Otep Shamaya is intense. As a songwriter, as the frontwoman of her synonymous metal band and as an activist, the California native has famously built a career around strident positions. Whether it's on LGBTQ issues, on veganism, on political agitation or on issues of social justice, you always know where you stand with Otep.
Take, for instance, her forthcoming album, Kult 45. On the lead single "To the Gallows," she motivates her base with "a song for the heretics/ to resist the dictatorship." She calls Donald Trump a "traitor" and a "morally corrupt demagogue" before grinding through this chorus: "Blood on your hands/ Blood on your suit/ Does your necktie/ Feel like a noose?/ We'll walk you to the gallows/ You can choke on the truth."

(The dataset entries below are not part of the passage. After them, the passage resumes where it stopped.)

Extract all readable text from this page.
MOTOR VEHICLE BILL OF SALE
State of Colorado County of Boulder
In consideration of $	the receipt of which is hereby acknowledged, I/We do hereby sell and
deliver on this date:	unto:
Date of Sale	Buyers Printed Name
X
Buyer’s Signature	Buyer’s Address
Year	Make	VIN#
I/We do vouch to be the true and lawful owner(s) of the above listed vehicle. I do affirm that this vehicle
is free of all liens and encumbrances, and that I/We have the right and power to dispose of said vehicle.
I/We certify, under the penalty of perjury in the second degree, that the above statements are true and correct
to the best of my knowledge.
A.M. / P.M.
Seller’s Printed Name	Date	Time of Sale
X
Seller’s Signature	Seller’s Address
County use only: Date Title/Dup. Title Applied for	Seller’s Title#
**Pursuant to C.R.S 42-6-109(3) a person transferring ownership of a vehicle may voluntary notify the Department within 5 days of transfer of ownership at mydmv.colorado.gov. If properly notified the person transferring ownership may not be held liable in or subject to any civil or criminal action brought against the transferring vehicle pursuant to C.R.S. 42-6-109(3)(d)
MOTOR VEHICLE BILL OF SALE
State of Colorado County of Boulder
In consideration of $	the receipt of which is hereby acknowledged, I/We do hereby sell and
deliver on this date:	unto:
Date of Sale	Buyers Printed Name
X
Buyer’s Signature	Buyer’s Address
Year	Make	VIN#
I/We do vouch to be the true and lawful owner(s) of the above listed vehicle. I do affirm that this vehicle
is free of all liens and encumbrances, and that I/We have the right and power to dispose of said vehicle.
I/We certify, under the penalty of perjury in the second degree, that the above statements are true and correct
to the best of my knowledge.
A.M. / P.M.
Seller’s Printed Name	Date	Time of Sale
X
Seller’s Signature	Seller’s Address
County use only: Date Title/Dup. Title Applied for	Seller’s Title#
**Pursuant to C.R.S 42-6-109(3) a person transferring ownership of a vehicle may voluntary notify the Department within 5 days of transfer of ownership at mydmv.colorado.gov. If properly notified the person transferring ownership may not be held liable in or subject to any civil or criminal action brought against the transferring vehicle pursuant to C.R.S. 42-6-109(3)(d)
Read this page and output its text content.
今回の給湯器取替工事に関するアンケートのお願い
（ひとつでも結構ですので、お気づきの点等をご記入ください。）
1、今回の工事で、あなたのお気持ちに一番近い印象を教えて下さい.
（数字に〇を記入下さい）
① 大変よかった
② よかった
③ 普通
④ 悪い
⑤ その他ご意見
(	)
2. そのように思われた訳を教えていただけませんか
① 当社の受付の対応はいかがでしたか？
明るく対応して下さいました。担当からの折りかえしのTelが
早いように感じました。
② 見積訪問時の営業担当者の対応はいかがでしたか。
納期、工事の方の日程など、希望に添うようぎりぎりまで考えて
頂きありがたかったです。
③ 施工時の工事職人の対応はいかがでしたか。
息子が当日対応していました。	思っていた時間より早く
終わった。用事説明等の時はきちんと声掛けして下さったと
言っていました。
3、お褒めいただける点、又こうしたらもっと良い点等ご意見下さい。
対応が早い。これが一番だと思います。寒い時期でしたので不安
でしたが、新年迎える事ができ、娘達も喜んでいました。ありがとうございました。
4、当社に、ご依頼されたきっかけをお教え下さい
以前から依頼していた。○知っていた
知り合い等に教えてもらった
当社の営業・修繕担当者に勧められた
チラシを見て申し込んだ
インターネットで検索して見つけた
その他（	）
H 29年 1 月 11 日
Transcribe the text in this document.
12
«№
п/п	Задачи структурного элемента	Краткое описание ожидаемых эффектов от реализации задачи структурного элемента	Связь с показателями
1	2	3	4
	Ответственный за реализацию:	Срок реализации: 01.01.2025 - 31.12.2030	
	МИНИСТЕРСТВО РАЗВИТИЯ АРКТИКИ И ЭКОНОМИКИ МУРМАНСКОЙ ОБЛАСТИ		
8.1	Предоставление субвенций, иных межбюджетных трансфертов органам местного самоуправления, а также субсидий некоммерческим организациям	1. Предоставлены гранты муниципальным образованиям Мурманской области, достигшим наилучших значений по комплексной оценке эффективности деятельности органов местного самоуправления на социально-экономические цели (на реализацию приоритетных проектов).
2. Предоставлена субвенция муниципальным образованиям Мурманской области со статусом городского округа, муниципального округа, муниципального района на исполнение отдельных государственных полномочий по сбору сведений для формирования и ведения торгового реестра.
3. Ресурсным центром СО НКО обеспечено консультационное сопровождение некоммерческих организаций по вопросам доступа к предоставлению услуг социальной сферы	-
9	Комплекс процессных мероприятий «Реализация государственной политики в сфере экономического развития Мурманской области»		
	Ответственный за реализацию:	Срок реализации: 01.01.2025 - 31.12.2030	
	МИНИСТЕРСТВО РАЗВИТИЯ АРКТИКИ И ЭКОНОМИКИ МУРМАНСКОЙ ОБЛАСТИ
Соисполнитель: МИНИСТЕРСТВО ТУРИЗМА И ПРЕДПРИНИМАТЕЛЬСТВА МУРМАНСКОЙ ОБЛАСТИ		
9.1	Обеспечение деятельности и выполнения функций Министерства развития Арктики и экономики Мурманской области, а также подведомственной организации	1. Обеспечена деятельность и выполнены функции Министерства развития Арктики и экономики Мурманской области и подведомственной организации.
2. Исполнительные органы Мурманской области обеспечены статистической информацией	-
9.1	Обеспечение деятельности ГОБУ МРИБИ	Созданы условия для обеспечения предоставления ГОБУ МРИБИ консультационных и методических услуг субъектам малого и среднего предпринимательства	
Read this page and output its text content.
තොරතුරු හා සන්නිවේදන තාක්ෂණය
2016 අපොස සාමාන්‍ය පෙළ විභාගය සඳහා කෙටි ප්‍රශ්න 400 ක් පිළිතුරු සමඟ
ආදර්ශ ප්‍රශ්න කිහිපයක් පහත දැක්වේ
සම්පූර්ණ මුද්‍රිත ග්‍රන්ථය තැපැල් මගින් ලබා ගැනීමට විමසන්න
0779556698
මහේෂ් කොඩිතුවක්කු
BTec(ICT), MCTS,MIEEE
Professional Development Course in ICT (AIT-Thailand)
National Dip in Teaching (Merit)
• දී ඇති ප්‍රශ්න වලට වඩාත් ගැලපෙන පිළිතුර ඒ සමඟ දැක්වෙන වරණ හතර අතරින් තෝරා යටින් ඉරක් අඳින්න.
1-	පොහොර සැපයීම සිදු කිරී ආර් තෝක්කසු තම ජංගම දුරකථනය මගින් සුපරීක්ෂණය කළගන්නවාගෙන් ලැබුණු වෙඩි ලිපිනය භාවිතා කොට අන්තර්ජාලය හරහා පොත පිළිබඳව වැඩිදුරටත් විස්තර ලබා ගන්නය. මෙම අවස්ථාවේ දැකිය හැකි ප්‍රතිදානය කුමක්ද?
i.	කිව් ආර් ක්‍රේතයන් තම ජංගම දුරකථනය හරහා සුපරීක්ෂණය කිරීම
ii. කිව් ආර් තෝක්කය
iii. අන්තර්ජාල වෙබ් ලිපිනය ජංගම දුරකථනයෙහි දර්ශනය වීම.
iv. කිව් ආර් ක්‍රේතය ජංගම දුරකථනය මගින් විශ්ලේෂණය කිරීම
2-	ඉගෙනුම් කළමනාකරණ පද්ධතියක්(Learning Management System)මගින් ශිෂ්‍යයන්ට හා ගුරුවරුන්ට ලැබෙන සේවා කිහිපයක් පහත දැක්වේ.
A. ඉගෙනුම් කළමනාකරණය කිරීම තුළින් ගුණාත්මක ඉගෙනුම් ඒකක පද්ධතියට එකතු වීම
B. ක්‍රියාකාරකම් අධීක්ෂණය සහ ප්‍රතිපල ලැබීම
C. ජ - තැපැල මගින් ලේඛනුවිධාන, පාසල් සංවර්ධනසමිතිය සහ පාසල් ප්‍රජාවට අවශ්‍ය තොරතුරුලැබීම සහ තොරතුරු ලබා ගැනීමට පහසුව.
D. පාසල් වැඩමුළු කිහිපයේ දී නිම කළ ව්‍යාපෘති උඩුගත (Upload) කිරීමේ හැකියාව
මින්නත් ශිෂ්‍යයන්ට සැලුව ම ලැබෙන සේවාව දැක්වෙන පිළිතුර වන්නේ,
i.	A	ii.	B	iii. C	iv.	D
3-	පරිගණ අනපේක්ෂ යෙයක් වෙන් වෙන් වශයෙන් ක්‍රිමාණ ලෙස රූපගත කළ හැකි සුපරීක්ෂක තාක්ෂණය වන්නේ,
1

"I'm pretty fearless about confronting that which is false or misleading," says Shamaya, who describes herself as a "loud-mouthed lesbian radical" standing up for America's working class and marginalized groups. "Once we started to see all the traitorous things that Resident Chump started doing after being put in office—the trampling of our Constitution and our civil liberties—I knew I needed to write about what's happening."
Co-produced with guitarist Aristotle Mihalopoulos, Kult 45 is polished and professional while properly capturing the full Otep band's legendary live energy, which Shamaya calls "spiritual intercourse." Taking on gender inequality, rape culture, newly resurgent American hate groups, evangelical hypocrisy and gun violence, the songs on the album edge away from the nü-metal tag critics once bestowed upon them. Instead, Kult 45's fast, heavy sound is rooted in that most political of hardcore bands: Rage Against the Machine.
Like Rage, Otep examines the broadly intersectional state of activism and agitation. "The Resistance is exclusively inclusive," she says. "Seeing the way that all these things come together is empowering. This is the ugly side of America, detaining asylum-seekers and ripping their children away from them for a misdemeanor offense and then quoting the Bible to try and justify it without finishing the verse where the same guy saying it's Biblical to follow the laws is put to death for not following the law."
Never one to shy away from provocation, Shamaya outlines the way that our current state of affairs pales in comparison to the genocide of Native Americans, to the transatlantic slave trade and to the Japanese-American internment camps that dotted the Mountain West (including Utah) during World War II. "When people today say, 'That's not America,' well, that's a falsehood," she says. "We have a long history of stealing children away from their parents and Resident Chump is just the latest despot doing it. His regime is cruel and corrupt, and it all comes from the fact that, until he became president, Trump spent his whole life feeling powerless. Now he can finally live out his fantasies of being cruel."
It's hard to contain Shamaya's rage in just a 20-minute interview, but when asked to riff on another subject near and dear to her heart, she chose gun violence. The second single off Kult 45, "Shelter in Place," arrived in the world with a very vocal and very direct message against the NRA: "I was compelled to take it directly to the source of the problem, this gun lobbying group, instead of trying to wade through all the conservative folks who wouldn't otherwise hear the message."
Calling herself a "Second Amendment liberal," her common-sense arguments are ready-made to cut through the partisan muck. She believes in gun ownership and gun laws, along with stricter enforcement of such laws. "People who don't really want to understand me or feel threatened by my stance say I'm anti-gun, even though I'm not," she says. "Wanting people to stop at stoplights doesn't mean you're anti-car. The same way I want people to obey traffic laws, I want people to obey gun regulations. All it took was one guy with a bomb in his shoe and now millions of us have to take our shoes off every time we enter an airport. And yet, since Columbine, we've done very little to stop gun violence."
Breaking down the velocity, range and killing power of a bullet fired from a handgun versus a bullet fired from an AR-15 while bemoaning the fact that the NRA never seems to step in and defend the gun rights of marginalized groups, Shamaya definitely knows that of which she speaks. An avid reader and "sadistic scribbler," her expertise is evident. "What I say is meant to provoke," she says. "I'm not afraid to stand by it. I just make sure I know what I'm upset about."
But she's optimistic about the coming November midterm elections. "I don't think Trump and his regime know what they've started," Shamaya says. "They've reawakened the American spirit, which is not based on a monarchy or a bloodline. It's based on an idea—that all are created equal and equally deserving of life, liberty and the pursuit of happiness. There's no asterisk about what gender, orientation, race, religion or creed you have to be. It just says 'all.' That's what we're fighting for."